The question then is whether investors are getting too giddy about the prospects for biotech stocks. Gilead (GILD), for example, sells for about 12.4 times its estimated 12 months' earnings, which is fairly reasonable. On the other end of the spectrum is Intercept Pharmaceuticals (ICPT), up 748% the past 12 months with no earnings.
But the market for small-company biotech stocks has always been giddy. One way to look at frothiness is the number of initial public offerings in the biotech industry—25 in the industry this year alone vs. 45 last year. In a biotech bubble, you start seeing IPOs of companies composed of two guys, a microscope, and a dream.
"It's not that bad yet," McCulloch says. "Companies raise money when they can, not necessarily when they need it." And right now is an excellent time for most companies to raise IPO money.

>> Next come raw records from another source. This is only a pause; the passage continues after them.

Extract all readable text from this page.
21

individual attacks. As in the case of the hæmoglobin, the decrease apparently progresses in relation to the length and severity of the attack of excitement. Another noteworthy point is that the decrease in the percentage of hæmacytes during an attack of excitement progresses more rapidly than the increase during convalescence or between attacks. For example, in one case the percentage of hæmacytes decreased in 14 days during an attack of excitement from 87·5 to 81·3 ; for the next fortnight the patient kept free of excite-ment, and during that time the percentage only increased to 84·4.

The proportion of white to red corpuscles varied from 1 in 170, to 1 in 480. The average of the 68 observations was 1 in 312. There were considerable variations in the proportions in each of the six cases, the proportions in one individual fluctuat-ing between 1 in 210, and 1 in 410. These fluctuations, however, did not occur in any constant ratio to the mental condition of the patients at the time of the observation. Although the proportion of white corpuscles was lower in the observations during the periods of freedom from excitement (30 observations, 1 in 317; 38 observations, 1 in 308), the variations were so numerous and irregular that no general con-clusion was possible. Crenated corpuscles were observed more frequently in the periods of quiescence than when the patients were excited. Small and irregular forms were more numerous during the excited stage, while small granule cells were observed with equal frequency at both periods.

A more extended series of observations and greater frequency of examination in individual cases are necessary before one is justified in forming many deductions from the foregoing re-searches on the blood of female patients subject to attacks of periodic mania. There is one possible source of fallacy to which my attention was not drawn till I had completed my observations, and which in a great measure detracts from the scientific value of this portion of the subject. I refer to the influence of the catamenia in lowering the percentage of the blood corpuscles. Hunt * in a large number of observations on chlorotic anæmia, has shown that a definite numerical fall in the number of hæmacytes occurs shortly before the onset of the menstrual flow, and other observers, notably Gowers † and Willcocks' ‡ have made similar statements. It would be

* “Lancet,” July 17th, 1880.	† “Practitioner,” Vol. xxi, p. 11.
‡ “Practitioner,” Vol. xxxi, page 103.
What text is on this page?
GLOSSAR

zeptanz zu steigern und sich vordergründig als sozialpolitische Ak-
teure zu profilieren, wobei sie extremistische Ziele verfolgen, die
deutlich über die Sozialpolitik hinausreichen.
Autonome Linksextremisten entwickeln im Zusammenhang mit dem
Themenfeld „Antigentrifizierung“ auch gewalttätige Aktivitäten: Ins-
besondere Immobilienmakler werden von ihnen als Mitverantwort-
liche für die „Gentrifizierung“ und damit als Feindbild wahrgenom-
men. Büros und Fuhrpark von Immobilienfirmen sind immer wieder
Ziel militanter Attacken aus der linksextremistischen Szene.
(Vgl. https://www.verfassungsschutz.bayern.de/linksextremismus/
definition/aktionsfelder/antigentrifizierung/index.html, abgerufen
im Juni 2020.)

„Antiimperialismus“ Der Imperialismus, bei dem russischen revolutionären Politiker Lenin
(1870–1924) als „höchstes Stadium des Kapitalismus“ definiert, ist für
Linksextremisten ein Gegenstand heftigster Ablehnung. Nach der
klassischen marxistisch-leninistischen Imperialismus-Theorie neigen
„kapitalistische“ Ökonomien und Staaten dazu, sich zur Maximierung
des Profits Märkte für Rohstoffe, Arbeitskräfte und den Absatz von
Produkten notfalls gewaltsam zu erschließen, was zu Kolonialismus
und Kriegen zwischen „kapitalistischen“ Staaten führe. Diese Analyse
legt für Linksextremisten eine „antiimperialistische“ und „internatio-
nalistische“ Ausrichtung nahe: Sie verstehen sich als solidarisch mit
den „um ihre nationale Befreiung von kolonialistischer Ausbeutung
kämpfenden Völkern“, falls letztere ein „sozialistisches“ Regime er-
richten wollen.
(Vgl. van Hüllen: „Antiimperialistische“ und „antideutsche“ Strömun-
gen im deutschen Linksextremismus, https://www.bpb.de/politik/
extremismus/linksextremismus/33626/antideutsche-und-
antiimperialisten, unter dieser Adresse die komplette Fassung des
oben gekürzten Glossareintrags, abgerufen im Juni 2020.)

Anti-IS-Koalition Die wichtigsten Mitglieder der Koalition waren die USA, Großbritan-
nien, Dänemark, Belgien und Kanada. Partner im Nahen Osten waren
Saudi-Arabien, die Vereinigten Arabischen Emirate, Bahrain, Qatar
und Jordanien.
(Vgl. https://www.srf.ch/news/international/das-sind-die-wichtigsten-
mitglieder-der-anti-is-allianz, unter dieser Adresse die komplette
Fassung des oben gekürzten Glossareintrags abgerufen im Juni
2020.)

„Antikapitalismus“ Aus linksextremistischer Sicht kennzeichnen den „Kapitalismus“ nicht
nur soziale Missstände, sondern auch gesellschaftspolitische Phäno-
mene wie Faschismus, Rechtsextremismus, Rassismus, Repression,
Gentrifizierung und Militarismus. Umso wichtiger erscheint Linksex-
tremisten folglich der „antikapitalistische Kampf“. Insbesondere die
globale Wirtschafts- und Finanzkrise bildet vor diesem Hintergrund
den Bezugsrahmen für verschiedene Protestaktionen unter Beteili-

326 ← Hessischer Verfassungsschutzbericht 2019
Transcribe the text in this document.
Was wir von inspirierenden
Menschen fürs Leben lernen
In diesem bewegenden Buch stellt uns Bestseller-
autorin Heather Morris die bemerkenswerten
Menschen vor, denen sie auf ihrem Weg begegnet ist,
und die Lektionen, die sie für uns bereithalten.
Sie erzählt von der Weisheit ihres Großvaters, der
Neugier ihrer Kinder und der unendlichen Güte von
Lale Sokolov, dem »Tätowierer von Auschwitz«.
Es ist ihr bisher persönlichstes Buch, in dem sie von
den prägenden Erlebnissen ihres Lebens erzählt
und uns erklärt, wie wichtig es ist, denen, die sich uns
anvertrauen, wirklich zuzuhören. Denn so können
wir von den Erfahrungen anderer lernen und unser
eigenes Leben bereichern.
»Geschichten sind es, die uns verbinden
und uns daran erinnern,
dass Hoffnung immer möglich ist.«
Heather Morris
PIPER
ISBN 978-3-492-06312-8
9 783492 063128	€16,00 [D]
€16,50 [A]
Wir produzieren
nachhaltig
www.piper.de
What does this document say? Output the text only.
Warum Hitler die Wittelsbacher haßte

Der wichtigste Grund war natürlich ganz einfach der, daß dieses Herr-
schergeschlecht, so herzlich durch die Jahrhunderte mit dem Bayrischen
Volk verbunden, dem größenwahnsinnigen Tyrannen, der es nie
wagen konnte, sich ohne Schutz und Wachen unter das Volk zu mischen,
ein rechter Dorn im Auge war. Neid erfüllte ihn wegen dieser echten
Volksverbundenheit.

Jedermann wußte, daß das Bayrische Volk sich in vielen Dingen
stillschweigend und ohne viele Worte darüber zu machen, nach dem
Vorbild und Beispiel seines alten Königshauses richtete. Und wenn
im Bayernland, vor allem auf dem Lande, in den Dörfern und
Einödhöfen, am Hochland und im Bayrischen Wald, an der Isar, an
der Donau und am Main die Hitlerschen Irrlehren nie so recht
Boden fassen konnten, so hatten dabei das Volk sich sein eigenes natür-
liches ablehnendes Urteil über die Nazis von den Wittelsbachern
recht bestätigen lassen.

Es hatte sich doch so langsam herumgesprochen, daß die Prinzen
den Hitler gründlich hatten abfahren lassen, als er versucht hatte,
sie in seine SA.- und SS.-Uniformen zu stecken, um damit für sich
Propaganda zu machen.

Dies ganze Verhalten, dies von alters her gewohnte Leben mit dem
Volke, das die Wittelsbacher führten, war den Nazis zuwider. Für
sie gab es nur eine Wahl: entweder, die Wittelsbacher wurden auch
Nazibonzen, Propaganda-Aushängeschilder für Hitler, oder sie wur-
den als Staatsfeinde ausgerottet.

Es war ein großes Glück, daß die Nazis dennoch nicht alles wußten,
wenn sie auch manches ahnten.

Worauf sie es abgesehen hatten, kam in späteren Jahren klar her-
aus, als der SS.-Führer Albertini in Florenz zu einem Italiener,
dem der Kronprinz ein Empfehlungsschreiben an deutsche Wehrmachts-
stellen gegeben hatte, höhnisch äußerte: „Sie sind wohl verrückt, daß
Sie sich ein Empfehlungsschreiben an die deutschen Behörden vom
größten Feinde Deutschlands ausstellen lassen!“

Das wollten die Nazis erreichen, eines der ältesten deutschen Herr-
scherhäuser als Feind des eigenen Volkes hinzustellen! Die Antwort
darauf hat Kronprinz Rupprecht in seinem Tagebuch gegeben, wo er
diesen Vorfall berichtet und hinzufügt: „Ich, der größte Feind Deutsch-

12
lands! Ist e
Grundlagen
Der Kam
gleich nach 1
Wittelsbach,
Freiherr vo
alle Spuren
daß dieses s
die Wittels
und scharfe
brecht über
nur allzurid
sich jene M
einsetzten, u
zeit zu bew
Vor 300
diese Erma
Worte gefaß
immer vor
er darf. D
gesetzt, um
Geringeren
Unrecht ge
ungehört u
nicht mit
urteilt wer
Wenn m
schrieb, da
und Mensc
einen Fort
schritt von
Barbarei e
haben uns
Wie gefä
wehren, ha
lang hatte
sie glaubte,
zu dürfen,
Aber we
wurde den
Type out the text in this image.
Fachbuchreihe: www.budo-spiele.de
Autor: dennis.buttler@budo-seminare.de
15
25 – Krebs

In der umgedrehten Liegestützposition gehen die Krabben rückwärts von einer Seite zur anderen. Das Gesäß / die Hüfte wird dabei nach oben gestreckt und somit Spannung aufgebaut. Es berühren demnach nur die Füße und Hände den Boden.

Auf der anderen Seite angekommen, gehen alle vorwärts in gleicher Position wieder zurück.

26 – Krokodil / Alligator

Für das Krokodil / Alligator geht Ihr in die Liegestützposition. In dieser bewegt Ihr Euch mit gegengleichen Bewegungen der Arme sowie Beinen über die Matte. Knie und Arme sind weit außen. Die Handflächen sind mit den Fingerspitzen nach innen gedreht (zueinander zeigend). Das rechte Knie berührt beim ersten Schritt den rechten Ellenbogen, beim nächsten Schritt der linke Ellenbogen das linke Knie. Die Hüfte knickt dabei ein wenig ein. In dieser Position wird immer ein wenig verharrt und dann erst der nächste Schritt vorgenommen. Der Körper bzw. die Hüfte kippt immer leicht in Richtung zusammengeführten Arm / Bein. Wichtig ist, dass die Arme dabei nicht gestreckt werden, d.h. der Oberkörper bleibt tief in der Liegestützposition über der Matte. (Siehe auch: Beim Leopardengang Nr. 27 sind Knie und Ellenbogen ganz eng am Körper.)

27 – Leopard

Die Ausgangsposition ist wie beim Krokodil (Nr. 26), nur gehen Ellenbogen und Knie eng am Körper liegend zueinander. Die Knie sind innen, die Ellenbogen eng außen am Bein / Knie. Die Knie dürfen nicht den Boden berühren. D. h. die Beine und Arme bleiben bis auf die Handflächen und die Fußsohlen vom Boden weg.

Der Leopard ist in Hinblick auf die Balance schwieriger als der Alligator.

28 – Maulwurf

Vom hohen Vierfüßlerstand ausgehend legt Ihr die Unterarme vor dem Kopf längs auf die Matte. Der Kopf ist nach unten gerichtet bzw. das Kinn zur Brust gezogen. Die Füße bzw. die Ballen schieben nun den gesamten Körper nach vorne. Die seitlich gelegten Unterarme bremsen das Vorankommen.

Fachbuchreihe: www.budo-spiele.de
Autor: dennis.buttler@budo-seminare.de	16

Nevertheless, biotech is a sector that has had a good run, which means that investors are likely to become skittish quickly. In the past few weeks, biotech stocks have sold off, in part because of Rep. Henry Waxman's recent letter to Gilead questioning the company's $84,000 price tag for Sovaldi.
"It was a shot across the bow," says McCulloch. "And what it means is that there could be some revision to drug pricing in the long term."
Any laws restricting drug pricing are highly unlikely in the Republican-held House, however, and Gilead's champions note that the drug's price tag is far less than for a liver transplant or for the years of care needed by hepatitis C sufferers. But the letter may make companies wary of their pricing—not necessarily a bad thing.
"Companies want their prices as high as they can make them without landing on front page of newspaper," McCulloch says.
Right now, it's hard to recommend biotech investing for anyone but those who don't mind risk. While the best years of biotech may be before us—and they probably are—you don't want to pay too much for the future. For the brave, the top-performing health and biotech companies are in the chart.
Otherwise, consider a general diversified fund. Health care is about 13% of the Standard and Poor's 500 stock index. You don't want your portfolio to come down with unwanted side effects, such as itching, sneezing or hives.